Ethan had a rough start to his day this morning. He was homesick and tired of being here. He was also nauseous and it was important to him go to class because he had missed the past two days. He was able to attend class with his bucket close by. Luckily he didn’t need it.

After class, he was feeling pretty low. This week he has been hard. The fistula took longer than expected, he missed a dose of methadone. That has caused him to withdraw and wretch, have tremors amongst other unfavorable side effects.  He is back tethered to a pole. He can’t use his left arm due to the surgery. He had his fluids restricted even more. He hasn’t been getting good sleep because they are doing blood draws on him every 4 hours to regulate his anticoagulant.  He feels like crap and misses home. Other than those few minor things....his day was fine. (Sarcasm)

His OT ground angel came to the rescue and cheered him up at just the perfect time. She saw him struggling to maintain his composure. She sprinkled her magic all over him. They had a good OT session.

He also participated in a psych session. I am not sure he knew what was going on, but he participated. The man from Psych gave me a thumbs up at the end. I had to “get myself something to eat” in the cafe to remove myself from the session and hope for the best.  Ethan is not really a “talk about your feelings” kind of guy.  He is an introvert. In true introvert fashion, feelings are sacred. You don’t just share them with anyone.

We did get some news. We got word that there might be a bed available on Thursday next week in rehab. So that is our target discharge date. We have made it almost to the middle of the marathon. I have got to get this kid out of here before he loses his mind.

I met with the cardiac pharmacy team to go over all the medications we will be sent home with, learn about the side effects and that life after transplant has a whole new set of rules for things like, if Ethan has a headache. Everything is a sign of rejection but could be something else too. We are to always call NYC if there is anything medically going on with Ethan. THEN, they will decide if they need to see him or where we should go for help (pediatrician or emergency room).

I have a good handle on all of the medications we are being sent with. I feel confident about what they are given for, how often as well as side effects.

I met with the endocrinology team to discuss the growth on Ethan’s pituitary gland. They have done a full work up and have ruled out several  diseases that it could cause which is great.  He still has a thyroid issue and is now getting medication twice a day. He does have some elevated values that need further investigation with blood tests in the next couple of months.

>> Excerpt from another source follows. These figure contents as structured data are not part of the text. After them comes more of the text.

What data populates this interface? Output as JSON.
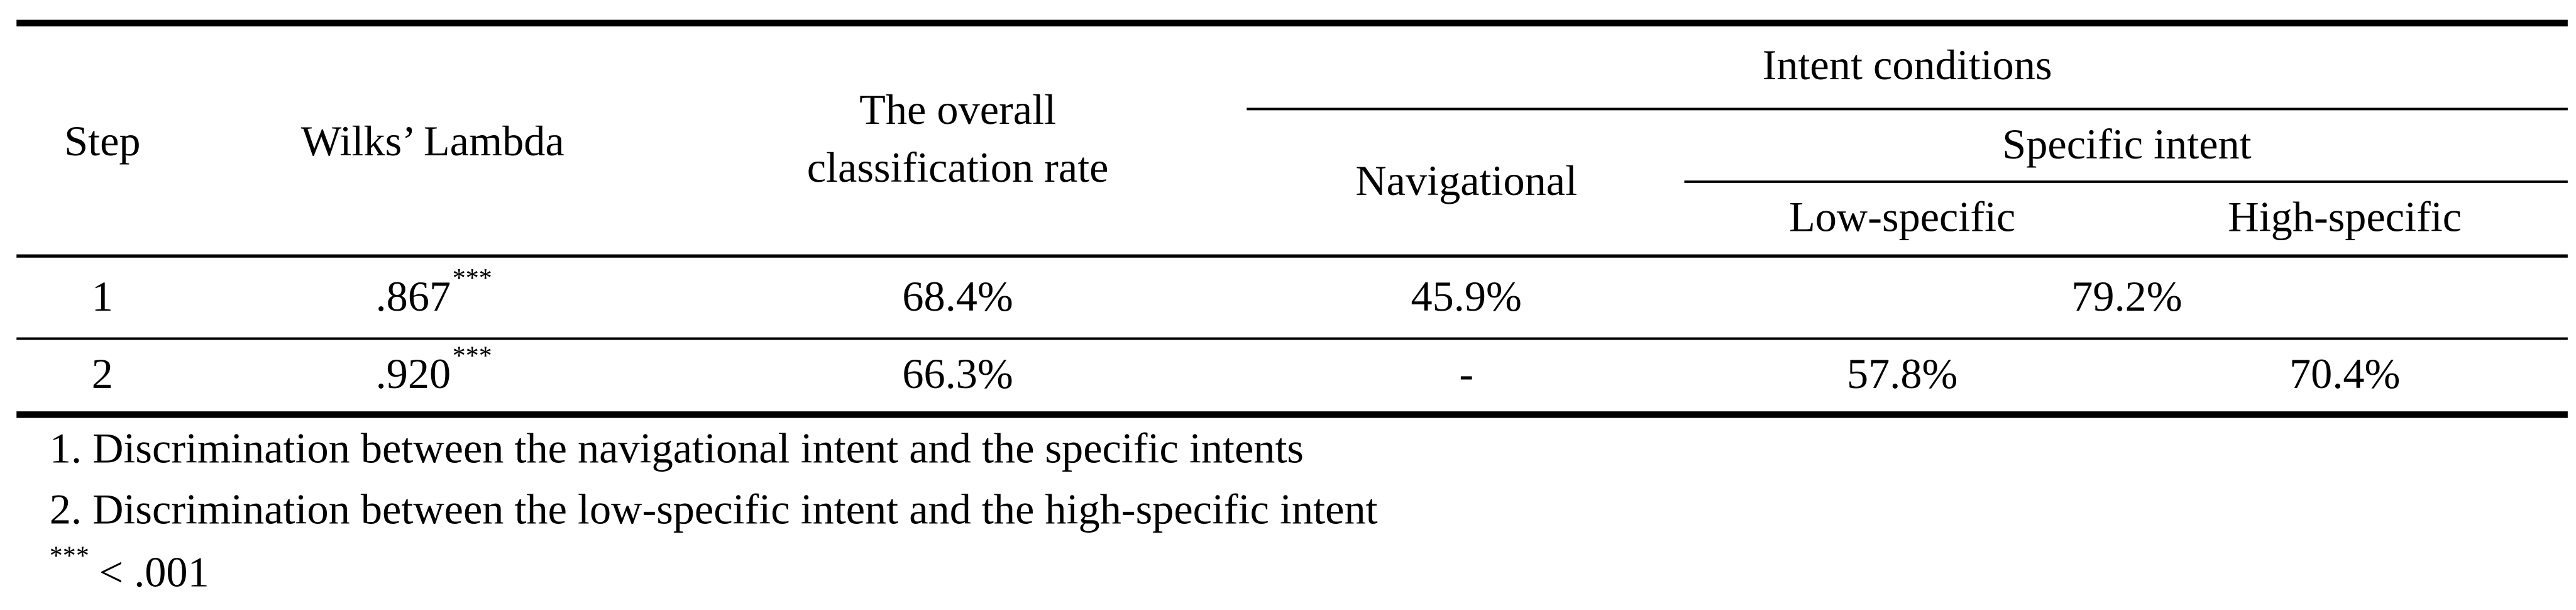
{
  "table": {
    "header": {
      "step": "Step",
      "wilks": "Wilks’ Lambda",
      "overall": [
        "The overall",
        "classification rate"
      ],
      "intent_conditions": "Intent conditions",
      "navigational": "Navigational",
      "specific_intent": "Specific intent",
      "low_specific": "Low-specific",
      "high_specific": "High-specific"
    },
    "rows": [
      {
        "step": "1",
        "wilks": ".867",
        "sig": "***",
        "overall": "68.4%",
        "navigational": "45.9%",
        "specific": "79.2%"
      },
      {
        "step": "2",
        "wilks": ".920",
        "sig": "***",
        "overall": "66.3%",
        "navigational": "-",
        "low_specific": "57.8%",
        "high_specific": "70.4%"
      }
    ]
  },
  "notes": [
    "1. Discrimination between the navigational intent and the specific intents",
    "2. Discrimination between the low-specific intent and the high-specific intent",
    {
      "symbol": "***",
      "text": "< .001"
    }
  ]
}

Ethan will also get another follow up to see if the cyst has grown or not in about 6 months. If he starts having chronic headaches or loss of vision we will be going sooner.

As the day went on I was sad because Ethan was sad. I ran upstairs to Ethan’s favorite nurse and begged her to come see him before she left. I really didn’t give her a choice. I presented myself to her as one desprite mom I couldn’t even hold back tears. “Please.” I begged.

The worst part was, I knew it would keep her away from her 2 children. I knew the pain of staying late on a shift where you hustled your butt off all day.  Her time is precious to her family. She came to the rescue and really gave him a great pep talk. Those moments were priceless. She cradled his face and told him how proud she was of him. How he was a miracle kid. She refers to him as her “son”. He hugged her and really needed that visit. He needed that hug. He needed to tell her why everything sucks. The home time she gave up was so valuable to us. How do you ever repay someone for that? You don’t. I can only hope some day I will be able to help someone in this capacity.

The rest of the evening was spent with Ethan either wretching or dozing off. Withdrawl sucks. What a long damn process.

Ethan and I looked on the bright side today. We are on the home stretch. The tethered pole will only be for a few days. All the extra pokes, I talked to the team about and they are willing to skip a few as well as let him sleep at night. I worked it out with his attending doctor to stay on top of the nausea and give him medicines around the clock before the nausea hits. We are skipping a vitals check in the middle of the night. This weekend might suck, but we will go outside. All of these things will help. We are moving out of this place very soon. We will be on to the next chapter. I am hoping it is a short one.